Member of Chhattisgarh Legislative Assembly
- Incumbent
- Assumed office 3 December 2023
- Preceded by: Chhanni Chandu Sahu
- In office December 2008 – 11 December 2018
- Preceded by: Rajinder Pal Singh Bhatia
- Succeeded by: Chhanni Chandu Sahu
- Constituency: Khujji

Personal details
- Born: Bholaram Sahu 3 January 1959 (age 67) Khujji, Rajnandgaon, India
- Party: Indian National Congress
- Education: High school
- Occupation: Politician, Agriculture

= Bholaram Sahu =

Indian politician

Bholaram Sahu (born 3 January 1959) is an Indian politician from Chhattisgarh.
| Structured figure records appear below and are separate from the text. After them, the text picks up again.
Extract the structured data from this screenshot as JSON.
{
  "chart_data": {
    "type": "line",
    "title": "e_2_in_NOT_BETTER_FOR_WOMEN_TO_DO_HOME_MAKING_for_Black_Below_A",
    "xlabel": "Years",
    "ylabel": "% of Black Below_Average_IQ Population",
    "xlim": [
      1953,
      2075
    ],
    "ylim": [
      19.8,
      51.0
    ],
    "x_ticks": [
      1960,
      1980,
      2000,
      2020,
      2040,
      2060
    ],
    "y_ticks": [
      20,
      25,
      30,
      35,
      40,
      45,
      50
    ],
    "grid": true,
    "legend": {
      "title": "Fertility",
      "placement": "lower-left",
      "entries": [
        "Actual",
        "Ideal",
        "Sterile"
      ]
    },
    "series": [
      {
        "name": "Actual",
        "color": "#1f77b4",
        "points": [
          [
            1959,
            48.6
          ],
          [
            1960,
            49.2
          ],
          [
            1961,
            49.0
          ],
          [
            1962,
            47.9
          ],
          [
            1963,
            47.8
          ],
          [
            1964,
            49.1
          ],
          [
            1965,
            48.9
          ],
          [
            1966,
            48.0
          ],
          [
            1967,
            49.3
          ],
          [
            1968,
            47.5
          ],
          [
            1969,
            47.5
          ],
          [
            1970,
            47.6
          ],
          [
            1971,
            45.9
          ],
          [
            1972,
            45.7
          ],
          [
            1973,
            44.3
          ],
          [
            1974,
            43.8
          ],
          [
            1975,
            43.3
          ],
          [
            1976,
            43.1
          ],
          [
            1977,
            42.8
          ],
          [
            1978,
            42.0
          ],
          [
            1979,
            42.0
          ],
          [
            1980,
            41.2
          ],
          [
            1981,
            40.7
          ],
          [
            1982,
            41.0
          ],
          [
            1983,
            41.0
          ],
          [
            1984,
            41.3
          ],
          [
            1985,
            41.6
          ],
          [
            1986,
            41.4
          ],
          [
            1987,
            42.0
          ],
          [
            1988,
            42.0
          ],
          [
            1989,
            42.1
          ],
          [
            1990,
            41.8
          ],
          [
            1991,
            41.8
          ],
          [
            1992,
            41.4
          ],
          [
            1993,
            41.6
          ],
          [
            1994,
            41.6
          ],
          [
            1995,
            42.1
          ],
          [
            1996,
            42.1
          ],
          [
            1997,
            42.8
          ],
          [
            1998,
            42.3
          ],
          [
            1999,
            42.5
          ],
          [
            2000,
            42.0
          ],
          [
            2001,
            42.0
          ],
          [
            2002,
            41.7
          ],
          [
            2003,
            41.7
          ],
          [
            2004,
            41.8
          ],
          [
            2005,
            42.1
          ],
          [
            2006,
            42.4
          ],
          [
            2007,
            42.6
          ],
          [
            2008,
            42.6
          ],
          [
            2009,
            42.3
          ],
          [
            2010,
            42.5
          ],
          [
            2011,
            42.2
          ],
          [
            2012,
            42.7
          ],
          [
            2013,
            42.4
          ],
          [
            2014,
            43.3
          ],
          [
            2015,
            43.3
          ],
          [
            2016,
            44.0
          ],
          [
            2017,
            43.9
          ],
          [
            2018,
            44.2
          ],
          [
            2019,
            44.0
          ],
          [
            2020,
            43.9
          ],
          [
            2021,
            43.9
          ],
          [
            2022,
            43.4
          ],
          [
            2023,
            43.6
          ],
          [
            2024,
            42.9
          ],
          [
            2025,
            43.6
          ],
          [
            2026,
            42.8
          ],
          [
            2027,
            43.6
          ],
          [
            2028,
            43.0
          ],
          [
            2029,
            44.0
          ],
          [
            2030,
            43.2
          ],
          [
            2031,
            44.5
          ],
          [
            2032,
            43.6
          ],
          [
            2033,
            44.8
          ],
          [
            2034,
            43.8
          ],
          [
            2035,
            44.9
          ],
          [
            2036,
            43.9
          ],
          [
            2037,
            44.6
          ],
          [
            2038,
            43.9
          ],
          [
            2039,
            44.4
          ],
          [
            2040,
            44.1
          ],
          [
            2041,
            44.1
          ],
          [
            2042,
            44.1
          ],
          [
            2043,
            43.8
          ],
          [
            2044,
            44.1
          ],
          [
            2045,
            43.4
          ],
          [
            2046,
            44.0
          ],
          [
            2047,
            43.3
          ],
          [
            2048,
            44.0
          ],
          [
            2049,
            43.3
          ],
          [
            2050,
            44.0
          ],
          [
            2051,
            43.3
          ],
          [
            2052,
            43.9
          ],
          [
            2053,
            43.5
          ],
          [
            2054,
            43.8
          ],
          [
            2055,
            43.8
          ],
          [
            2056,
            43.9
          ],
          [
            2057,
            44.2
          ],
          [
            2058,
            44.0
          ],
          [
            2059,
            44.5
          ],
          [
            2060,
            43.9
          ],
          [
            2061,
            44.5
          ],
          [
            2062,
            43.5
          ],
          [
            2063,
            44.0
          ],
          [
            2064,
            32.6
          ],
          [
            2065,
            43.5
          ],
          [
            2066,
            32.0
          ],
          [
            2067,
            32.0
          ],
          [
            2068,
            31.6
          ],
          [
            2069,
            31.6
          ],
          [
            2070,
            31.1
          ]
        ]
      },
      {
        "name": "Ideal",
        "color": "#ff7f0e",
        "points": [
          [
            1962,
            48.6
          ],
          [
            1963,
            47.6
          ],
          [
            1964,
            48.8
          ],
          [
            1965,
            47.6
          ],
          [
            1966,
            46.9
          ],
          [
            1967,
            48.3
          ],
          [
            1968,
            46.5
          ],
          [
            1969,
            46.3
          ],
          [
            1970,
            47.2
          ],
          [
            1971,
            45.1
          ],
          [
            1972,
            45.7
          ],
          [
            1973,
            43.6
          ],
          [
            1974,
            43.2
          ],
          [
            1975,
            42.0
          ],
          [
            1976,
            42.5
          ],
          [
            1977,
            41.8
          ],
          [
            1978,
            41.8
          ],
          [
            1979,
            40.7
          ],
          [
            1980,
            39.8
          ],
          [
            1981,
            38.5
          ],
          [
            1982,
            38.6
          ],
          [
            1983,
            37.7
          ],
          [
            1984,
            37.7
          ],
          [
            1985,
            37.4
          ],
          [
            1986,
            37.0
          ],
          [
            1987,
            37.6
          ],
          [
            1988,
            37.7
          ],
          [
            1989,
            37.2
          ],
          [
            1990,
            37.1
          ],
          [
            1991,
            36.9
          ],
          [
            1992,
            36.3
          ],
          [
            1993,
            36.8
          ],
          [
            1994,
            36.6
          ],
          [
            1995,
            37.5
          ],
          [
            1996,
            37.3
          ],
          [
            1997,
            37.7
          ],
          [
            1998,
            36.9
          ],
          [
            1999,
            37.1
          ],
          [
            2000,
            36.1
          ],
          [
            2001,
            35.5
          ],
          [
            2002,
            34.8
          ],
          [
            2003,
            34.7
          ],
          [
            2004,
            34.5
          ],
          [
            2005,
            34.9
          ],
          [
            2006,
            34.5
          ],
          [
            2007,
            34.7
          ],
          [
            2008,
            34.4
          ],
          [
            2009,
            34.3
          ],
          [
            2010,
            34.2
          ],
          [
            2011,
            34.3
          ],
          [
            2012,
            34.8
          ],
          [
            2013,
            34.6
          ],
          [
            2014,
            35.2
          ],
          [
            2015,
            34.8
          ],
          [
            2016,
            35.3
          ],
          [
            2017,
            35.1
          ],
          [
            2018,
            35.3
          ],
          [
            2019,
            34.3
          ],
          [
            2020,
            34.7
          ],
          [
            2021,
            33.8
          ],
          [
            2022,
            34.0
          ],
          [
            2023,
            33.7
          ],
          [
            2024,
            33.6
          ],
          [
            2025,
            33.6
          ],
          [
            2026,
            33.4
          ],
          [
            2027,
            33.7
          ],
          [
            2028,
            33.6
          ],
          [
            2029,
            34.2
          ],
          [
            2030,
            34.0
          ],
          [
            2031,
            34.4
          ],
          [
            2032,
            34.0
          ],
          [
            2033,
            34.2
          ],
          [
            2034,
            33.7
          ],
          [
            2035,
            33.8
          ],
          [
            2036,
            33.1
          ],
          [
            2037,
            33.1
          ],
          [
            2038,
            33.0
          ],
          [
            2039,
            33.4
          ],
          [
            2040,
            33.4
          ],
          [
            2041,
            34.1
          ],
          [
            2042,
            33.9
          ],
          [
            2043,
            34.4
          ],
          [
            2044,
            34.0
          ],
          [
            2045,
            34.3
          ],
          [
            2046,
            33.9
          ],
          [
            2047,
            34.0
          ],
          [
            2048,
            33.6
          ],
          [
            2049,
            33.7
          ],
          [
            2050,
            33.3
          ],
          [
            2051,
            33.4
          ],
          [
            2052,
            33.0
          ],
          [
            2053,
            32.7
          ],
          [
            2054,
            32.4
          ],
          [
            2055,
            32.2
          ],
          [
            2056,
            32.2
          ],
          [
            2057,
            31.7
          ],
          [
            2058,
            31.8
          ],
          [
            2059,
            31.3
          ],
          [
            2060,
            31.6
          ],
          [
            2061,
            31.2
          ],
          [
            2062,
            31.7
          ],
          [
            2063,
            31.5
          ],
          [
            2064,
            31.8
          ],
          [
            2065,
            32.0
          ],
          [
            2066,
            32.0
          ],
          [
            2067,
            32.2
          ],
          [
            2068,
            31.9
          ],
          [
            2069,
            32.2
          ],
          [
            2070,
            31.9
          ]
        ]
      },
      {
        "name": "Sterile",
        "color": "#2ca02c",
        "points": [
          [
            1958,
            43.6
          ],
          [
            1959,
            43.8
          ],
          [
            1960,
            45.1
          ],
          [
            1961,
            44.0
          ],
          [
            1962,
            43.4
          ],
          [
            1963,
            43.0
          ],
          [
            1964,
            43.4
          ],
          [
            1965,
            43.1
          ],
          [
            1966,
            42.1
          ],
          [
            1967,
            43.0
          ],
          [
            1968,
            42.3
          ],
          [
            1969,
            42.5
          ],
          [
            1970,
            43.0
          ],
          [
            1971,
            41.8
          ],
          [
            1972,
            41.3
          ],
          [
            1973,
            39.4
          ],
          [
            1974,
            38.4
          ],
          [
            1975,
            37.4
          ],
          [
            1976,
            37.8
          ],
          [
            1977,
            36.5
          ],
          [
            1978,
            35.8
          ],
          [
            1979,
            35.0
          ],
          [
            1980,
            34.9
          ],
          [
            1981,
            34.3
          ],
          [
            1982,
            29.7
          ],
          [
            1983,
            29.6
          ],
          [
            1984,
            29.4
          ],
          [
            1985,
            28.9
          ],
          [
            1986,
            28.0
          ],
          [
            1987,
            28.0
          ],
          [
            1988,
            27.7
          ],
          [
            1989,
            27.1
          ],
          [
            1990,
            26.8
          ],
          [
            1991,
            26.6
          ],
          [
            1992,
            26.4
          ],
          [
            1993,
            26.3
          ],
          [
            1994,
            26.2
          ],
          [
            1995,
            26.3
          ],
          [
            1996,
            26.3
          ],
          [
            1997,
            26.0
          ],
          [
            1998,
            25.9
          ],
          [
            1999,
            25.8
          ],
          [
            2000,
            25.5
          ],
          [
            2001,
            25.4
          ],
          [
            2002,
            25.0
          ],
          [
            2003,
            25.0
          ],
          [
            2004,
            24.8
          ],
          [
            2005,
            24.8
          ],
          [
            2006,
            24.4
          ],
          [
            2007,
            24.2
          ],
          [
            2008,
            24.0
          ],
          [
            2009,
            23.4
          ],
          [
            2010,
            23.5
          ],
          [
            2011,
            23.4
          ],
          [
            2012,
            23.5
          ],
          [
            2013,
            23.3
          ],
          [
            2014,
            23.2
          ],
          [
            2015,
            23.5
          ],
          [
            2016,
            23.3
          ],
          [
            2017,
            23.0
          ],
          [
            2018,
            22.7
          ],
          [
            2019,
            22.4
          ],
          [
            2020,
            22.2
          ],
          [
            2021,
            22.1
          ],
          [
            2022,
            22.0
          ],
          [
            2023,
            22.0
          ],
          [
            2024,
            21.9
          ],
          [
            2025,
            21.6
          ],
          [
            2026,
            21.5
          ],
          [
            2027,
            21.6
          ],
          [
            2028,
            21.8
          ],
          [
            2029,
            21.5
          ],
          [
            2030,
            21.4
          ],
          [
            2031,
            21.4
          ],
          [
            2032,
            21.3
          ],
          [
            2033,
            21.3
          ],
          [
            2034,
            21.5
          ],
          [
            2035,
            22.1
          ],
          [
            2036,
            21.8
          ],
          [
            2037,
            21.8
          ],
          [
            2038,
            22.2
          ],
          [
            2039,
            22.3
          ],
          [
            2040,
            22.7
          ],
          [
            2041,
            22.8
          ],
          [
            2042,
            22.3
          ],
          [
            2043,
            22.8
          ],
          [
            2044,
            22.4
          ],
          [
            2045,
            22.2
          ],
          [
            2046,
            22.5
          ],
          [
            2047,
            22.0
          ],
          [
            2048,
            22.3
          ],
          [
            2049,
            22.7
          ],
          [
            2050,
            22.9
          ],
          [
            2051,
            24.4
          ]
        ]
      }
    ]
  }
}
He is a three time MLA from Khujji Assembly constituency, representing the Indian National Congress in the Chhattisgarh Legislative Assembly.

==Political career==
Bholaram Sahu first elected MLA in 2008 and retained the seat for the Indian National Congress in 2013 Assembly election. He is a third time MLA from Khujji. But he lost election in 2019 Indian General election from Rajnandgaon Loksabha against BJP's Santosh Pandey. However, he regained the seat in the 2023 Chhattisgarh Legislative Assembly election.